Doku stimülasyonu cilt kalitesini artırıyor
Dr. Yasemin Savaş, doku stimülasyonu tedavisinin genellikle kısa süreli bir işlem olduğunu söylüyor. Yani uygulamanın ardından hastalar hemen günlük yaşamlarına dönebiliyor. Etkisinin 3-5 gün içinde görülmeye başladığını söyleyen Dr. Savaş, 15’inci günden sonra etkisinin tamamen ortaya çıktığını ve yaklaşık 4 ay kadar devam ettiğini de sözlerine ekliyor.
Dr. Savaş uygulamayı şöyle anlatıyor:
“Uygulamada micro iğneler ve kanüller kullanılıyor. Kullanılan temel bileşen ise, cildin taşıyıcı kolonları kolajen liflerini besleyen, destekleyen, nemlendiren harç maddesi hiyalüronik asit. Cildin ihtiyaçlarına göre hiyalüronik aside ek olarak özel cilt canlandırıcı aktif bileşen içeren vitamin, antioksidan, amino asit, peptit, mineral, büyüme faktörleri gibi karışımlar da kullanılabiliyor.

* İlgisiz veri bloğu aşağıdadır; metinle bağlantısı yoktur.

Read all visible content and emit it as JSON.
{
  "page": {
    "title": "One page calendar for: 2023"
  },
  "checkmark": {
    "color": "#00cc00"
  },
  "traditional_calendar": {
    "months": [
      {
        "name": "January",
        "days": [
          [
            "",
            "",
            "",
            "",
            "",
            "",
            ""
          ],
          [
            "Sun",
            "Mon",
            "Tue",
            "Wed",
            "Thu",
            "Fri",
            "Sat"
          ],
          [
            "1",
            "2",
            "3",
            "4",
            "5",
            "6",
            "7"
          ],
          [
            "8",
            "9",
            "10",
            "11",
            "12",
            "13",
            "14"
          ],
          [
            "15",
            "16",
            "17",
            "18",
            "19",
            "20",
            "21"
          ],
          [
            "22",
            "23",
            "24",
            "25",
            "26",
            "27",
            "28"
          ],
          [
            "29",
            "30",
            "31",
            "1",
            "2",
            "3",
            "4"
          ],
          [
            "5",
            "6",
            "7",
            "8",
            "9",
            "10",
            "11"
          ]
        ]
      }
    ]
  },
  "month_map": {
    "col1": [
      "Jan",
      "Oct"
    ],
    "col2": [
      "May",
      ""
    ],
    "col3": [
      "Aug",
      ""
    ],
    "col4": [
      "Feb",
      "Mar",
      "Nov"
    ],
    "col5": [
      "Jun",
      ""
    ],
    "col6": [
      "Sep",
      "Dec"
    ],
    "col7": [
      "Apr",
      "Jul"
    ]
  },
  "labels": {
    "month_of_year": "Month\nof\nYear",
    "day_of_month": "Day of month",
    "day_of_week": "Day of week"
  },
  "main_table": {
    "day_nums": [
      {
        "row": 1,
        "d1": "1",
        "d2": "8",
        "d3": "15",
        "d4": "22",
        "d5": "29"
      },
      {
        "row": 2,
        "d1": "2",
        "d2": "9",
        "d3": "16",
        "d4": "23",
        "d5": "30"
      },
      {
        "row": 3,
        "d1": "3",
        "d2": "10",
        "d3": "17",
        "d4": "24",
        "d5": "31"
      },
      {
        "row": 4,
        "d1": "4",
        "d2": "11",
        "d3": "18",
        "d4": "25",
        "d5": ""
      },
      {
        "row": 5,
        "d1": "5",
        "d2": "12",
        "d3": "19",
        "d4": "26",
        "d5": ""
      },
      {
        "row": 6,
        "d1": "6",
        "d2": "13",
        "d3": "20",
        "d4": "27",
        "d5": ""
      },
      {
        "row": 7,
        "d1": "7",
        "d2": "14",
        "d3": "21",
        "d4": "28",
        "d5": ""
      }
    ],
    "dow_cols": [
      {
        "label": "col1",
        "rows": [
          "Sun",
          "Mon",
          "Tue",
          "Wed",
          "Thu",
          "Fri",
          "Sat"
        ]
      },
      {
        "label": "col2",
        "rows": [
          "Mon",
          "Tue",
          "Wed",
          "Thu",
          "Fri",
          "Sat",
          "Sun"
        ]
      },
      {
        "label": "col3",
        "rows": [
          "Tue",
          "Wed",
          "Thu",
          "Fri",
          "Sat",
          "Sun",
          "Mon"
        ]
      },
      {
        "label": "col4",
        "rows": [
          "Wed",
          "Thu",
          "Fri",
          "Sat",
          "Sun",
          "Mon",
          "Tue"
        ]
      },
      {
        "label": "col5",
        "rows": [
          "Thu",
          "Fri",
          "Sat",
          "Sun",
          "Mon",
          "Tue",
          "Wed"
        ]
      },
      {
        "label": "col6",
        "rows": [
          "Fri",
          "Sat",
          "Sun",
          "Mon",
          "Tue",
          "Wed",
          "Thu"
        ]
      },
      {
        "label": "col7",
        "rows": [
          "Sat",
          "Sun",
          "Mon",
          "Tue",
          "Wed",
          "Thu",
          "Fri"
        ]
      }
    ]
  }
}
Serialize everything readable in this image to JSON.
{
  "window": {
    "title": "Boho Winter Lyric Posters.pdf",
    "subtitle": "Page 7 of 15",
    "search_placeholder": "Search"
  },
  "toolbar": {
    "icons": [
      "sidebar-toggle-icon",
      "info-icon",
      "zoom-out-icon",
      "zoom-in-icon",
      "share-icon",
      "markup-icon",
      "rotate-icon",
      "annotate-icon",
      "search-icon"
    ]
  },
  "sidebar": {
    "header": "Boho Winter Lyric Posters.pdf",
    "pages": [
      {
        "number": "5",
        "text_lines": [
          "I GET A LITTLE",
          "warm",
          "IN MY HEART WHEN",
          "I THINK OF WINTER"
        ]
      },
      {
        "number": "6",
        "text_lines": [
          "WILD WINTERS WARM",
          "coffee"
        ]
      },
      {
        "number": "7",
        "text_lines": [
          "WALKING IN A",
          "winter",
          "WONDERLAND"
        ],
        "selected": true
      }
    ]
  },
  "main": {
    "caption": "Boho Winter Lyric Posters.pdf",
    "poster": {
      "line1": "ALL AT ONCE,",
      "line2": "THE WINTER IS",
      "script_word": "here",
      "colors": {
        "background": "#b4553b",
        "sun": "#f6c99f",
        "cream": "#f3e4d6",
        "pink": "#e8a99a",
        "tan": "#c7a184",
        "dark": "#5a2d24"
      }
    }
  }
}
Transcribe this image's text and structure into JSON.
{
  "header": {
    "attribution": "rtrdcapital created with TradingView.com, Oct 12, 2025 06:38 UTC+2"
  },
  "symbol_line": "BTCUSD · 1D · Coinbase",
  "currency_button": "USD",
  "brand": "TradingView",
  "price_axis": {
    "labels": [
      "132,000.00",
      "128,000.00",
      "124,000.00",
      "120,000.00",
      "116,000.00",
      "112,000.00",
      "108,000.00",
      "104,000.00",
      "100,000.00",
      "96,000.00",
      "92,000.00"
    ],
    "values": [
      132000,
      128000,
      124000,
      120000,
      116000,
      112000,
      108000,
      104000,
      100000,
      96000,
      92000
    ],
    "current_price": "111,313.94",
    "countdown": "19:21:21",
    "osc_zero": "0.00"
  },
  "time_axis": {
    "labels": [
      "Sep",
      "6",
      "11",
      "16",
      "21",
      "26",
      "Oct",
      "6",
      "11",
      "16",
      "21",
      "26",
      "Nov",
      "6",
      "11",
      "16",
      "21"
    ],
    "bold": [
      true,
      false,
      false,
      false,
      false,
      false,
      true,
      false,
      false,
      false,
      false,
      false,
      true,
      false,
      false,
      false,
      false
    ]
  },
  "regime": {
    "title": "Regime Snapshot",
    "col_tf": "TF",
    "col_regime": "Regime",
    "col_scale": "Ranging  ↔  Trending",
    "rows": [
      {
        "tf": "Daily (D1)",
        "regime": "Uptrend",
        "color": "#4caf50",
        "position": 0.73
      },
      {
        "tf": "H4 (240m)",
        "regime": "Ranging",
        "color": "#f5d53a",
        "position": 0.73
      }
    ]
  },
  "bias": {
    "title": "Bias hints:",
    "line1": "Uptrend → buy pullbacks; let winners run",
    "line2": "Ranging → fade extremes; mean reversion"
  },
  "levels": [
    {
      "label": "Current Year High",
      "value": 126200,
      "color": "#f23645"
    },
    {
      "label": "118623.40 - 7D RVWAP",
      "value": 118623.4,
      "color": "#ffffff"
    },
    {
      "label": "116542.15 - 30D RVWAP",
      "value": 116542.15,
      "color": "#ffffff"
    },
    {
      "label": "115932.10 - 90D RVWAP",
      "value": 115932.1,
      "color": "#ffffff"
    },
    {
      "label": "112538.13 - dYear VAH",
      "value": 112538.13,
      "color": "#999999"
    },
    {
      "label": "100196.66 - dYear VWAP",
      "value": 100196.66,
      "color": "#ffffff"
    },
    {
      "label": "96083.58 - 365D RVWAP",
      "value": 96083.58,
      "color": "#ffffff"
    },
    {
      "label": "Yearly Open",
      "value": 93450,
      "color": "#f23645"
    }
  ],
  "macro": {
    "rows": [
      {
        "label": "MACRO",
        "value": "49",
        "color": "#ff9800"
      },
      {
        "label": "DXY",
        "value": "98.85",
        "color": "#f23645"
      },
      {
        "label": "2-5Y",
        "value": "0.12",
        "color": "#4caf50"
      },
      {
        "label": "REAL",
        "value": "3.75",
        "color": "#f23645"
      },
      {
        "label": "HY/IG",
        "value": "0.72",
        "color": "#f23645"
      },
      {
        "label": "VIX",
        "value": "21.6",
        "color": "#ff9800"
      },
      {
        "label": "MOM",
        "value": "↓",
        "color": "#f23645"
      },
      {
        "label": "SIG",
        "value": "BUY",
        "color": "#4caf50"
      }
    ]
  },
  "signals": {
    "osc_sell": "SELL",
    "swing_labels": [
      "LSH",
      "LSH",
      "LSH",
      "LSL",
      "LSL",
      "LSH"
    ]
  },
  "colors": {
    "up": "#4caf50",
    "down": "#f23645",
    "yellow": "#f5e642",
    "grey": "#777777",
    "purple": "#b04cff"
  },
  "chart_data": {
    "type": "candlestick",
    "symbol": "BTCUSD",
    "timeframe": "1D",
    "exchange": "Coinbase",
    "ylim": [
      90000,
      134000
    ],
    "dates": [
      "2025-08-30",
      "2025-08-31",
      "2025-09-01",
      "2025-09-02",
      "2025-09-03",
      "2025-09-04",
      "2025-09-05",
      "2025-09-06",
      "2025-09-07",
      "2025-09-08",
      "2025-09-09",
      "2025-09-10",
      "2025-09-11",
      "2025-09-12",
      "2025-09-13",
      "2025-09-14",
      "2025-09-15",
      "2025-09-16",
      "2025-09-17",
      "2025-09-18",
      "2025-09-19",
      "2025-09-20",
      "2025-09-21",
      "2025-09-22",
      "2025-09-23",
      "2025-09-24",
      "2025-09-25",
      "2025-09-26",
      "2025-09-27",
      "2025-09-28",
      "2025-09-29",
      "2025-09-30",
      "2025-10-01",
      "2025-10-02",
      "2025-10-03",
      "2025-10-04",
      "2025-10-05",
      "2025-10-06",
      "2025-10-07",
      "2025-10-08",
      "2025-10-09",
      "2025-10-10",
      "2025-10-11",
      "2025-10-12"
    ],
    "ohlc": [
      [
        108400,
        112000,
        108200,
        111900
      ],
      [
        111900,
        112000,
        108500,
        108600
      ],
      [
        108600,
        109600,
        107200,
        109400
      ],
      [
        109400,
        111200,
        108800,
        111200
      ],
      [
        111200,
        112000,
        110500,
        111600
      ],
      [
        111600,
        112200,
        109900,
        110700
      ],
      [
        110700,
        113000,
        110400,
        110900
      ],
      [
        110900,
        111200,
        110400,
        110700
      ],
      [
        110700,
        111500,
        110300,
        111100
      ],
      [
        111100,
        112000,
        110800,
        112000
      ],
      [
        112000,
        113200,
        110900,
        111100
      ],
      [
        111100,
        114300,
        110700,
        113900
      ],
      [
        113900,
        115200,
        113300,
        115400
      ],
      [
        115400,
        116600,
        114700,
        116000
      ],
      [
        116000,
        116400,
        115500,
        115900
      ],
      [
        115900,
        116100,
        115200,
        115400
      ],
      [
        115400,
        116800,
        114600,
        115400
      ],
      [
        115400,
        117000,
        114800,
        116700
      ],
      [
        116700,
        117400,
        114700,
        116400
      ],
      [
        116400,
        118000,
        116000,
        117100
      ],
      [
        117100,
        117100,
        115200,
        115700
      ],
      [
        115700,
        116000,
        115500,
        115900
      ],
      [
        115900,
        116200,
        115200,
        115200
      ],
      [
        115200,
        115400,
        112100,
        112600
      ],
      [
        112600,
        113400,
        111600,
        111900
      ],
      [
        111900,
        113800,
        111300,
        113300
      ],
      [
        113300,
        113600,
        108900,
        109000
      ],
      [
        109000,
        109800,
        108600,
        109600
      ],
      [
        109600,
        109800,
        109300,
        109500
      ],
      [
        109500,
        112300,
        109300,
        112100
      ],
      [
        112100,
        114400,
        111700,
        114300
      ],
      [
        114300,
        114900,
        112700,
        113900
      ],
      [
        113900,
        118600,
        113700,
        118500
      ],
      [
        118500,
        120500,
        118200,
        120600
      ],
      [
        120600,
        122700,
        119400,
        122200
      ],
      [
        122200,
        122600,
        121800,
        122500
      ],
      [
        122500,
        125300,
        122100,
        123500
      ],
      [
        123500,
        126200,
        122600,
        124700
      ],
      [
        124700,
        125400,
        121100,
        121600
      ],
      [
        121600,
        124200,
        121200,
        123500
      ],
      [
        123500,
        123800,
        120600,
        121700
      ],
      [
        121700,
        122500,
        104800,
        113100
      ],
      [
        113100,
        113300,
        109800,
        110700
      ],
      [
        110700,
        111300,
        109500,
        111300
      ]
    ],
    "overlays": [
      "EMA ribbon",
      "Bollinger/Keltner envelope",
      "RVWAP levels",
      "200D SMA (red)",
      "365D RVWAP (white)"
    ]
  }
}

Cildine yatırım yapmak isteyenler için ideal bir uygulama. Yaklaşık 10 dakika süren bu uygulama cilt kalitesini artırarak yeni kolajen üretimini destekliyor, yeni damar oluşumunu ve cildin beslenmesini sağlıyor, cildi nemlendiriyor, sıkılaştırıyor ve taze bir görüntüye kavuşturuyor. Aynı zamanda yaşlanma etkilerini geciktiriyor. Yüz şeklinde, ifade ya da mimiklerde değişikliğe yol açmıyor. Tedavi sonrasında ciltteki iyileşme süreci başlıyor ve zamanla daha genç ve sağlıklı bir görünüm elde ediliyor. Ancak, en iyi sonuçlar için düzenli olarak belirlenen aralıklarla tekrarlanmasını öneriyoruz.”
Farklı yaş gruplarında uygulanabiliyor
Yaşlanmaya karşı önlem almak, güneş ışınları, kirlilik gibi çevresel faktörlerin zararlı etkilerinden korunmak, hasar görmüş cildini onarmak, yenilemek ve yaşlanmanın etkilerini azaltmak isteyenlerin başvurabileceği doku stimülasyonu tedavisi bu yönüyle farklı yaş gruplarında uygulanabiliyor.
Uygulama sıklığı ile sayısının kişiye ve cilde özel olup, cilt tipi, cilt yaşı, cilt kalitesi, kişinin yaşam alışkanlıkları, sosyal yaşantısı ve benzeri parametrelere göre planlandığını söyleyen Dr. Yasemin Savaş, şu hatırlatmayı yapıyor:
“Bununla birlikte, şunu asla unutmamalıyız ki her zaman kombine, tamamlayıcı tedaviler daha etkili ve sonuçları daha uzun sürelidir. Yaşam şekli ve genetik faktörler uygulamanın etkilerinin kalıcılığı üzerinde belirleyici bir rol oynar. Olağanüstü sonuç veren hiçbir tekli tedavi yöntemi yoktur.”